Many of the 2 million cell phones, computers and other electronic products Americans discard each year could have a second life if they were designed for disassembly and reuse, says a UMR researcher who specializes in industrial ecology.
By adopting "sustainable product development" practices, companies could reduce the amount of electronic waste on a "systems level" — that is, at the production line — by designing products that can be easily disassembled for reuse, recycling or servicing once they end their "end-of-life usefulness," says Dr. Venkata Allada, an associate professor of engineering management at UMR.
Only about 25 percent of the natural resources that go into the manufacturing process come out as goods and services, says Allada. The other 75 percent is waste.
By studying various products already being remanufactured or designed for ease of disassembly — such as single-use cameras, printer toner cartridges, automobile engines and household appliances — Allada hopes to develop design guidelines companies can use for a wide range of products. He has been working in the field of industrial ecology for more than seven years. His research has been funded by AT&T Industrial Ecology Faculty Fellowships.
Discarded products are a growing environmental threat. The National Safety Council reports that about 63.3 million desktop computers were discarded in 2002, and 85 percent of them ended up in landfills across the country. By 2007, the National Recycling Coalition estimates, nearly 500 million computers — almost two computers for each person in the United States — will become obsolete. According to a 2000 Environmental Protection Agency (EPA) report, only about 9 percent of discarded electronic material is recycled or reclaimed for reuse in manufacturing; the rest contributes to the lead, cadmium and mercury contamination in the nation’s soils. Television and computer monitors contain about four pounds of lead, and the leading source of mercury in municipal waste is consumer electronics, according to the EPA.
One of the goals of this research is what Allada calls "product platforming." This involves looking at how products evolve in order to create more standardized designs and parts. This platforming would result in products that can communicate easily with other products, across manufacturers. For example, the telephone has evolved from a stand-alone product to one that must communicate with computers, faxes, and copiers. "What’s important in product fitness isn’t the individual product, but the whole system," Allada says. "To talk about sustainability, you have to look at the interaction among products."
Allada’s efforts are focused on "mechanical and electro-mechanical consumer products, such as computers, engines, printers, coffee makers, lawn mowers, etc. The design guidelines are general enough to be applied to a large group of such products."
Product "sustainability" carries with it the theory that because products were made by humans, they have human characteristics. "Sustainability is group behavior," Allada says.

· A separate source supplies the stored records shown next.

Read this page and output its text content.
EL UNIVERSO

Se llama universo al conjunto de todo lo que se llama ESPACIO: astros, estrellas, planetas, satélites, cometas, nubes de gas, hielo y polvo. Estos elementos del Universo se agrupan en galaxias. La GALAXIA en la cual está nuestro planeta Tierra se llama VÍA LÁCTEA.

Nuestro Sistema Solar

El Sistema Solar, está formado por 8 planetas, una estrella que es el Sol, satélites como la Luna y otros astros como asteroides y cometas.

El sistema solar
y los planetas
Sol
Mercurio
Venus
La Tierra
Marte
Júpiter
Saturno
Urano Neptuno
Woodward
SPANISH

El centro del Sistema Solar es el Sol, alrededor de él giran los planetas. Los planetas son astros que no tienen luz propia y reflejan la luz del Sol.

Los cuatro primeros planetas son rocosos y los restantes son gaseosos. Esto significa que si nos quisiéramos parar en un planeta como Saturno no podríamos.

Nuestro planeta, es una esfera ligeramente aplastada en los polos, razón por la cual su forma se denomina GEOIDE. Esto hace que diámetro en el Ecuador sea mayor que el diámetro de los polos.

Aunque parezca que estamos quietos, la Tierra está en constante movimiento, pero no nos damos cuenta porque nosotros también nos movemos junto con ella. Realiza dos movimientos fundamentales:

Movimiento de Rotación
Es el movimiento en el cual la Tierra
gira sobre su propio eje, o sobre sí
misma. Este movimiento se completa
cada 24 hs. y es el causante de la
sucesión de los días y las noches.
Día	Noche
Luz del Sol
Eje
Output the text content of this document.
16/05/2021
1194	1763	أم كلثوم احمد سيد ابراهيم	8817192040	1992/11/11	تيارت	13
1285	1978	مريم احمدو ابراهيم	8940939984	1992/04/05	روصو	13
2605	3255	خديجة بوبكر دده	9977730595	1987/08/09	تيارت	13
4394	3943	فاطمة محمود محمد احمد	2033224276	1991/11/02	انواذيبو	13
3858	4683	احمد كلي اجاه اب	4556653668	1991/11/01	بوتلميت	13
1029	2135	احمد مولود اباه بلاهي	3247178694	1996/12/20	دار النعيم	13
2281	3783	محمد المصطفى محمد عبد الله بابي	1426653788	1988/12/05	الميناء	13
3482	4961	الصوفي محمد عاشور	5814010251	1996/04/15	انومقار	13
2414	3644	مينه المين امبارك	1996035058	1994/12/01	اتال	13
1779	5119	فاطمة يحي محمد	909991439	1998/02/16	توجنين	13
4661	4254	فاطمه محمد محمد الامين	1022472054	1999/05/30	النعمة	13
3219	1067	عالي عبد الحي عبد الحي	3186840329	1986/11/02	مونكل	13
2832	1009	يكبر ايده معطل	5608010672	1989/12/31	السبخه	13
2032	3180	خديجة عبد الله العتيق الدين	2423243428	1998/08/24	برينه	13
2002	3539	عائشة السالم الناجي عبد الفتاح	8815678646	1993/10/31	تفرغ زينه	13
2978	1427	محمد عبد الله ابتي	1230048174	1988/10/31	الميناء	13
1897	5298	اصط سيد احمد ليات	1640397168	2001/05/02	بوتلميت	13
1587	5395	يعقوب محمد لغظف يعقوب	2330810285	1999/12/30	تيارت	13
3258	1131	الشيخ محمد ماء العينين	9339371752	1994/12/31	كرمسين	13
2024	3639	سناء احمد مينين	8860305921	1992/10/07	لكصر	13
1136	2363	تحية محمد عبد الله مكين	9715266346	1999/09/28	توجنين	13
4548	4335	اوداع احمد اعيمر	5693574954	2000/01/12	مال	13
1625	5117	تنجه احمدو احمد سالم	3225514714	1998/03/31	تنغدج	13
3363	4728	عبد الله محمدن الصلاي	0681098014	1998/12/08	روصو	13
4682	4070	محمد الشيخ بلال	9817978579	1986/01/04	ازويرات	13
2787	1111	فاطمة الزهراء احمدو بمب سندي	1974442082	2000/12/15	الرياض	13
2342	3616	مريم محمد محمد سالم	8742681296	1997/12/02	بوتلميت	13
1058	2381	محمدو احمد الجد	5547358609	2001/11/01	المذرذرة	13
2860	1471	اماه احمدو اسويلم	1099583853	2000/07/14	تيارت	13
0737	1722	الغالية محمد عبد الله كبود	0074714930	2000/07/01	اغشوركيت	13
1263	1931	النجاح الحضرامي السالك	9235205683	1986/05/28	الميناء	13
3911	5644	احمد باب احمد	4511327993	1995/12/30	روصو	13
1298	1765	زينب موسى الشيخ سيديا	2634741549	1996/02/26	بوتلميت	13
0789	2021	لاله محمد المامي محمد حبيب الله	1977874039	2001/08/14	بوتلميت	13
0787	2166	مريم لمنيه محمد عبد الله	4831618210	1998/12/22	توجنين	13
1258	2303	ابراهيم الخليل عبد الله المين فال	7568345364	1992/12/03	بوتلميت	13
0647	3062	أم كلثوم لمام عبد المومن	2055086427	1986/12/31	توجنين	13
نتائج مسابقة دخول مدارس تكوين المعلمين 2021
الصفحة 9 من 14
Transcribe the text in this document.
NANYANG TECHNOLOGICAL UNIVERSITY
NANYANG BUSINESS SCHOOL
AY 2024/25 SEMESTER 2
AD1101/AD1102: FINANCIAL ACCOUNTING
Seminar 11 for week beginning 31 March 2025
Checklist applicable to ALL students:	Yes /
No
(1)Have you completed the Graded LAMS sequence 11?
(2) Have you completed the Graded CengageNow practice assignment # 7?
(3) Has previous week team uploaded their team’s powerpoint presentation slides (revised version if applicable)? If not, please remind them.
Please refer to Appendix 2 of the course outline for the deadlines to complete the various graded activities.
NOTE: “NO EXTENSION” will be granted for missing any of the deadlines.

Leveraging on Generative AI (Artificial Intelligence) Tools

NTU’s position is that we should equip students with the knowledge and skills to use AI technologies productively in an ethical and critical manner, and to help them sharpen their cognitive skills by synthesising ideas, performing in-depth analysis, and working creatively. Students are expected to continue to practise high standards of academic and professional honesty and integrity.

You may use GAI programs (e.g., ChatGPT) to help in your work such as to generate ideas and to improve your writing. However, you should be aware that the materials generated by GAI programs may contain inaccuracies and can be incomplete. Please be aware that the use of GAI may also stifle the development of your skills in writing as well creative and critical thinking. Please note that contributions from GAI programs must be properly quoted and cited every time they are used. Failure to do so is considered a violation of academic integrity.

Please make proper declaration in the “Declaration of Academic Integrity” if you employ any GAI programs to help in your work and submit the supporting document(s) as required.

Allada’s research suggests that all products can reach a higher level of existence, so to speak, whereby they are all working and communicating in the most efficient, cost-effective and environmentally friendly ways.
To make it all work, companies must be willing to put in place an infrastructure that supports product development, service, and disassembly. Any kind of product or part standardization is difficult, according to Allada, because of the proprietary issues involved. Further, companies can only remanufacture products if the process is economical.
"In order to reuse parts or recycle them, they have to be disassembled. Disassembly is usually done manually, resulting in higher labor costs. The idea is how to design products that are easy to disassemble," says Allada.
In a perfect world, many products could be reused, Allada says, but product cost and customer satisfaction have to be considered. "I do not think that it is suitable for all products. The bottom line is that reuse (or remanufactured products) has to make sense in satisfying the customer needs in terms of product functionality, as well as cost."
Remanufacturing can give consumers the satisfaction of contributing to a cleaner environment, but also the possibility of longer-lasting and cheaper products in the future. Some consumers might even be able to use remanufactured products. For example, in areas where technology is less advanced, people could use outdated computers that have been remanufactured, says Allada. This research may also make products like cars easier to service, saving the consumer money on labor.
A world designed for product sustainability is one that can only survive with the right economic and environmental keys in place, says Allada. "This process not only has to be environmentally sound, but economically sound for companies," he says.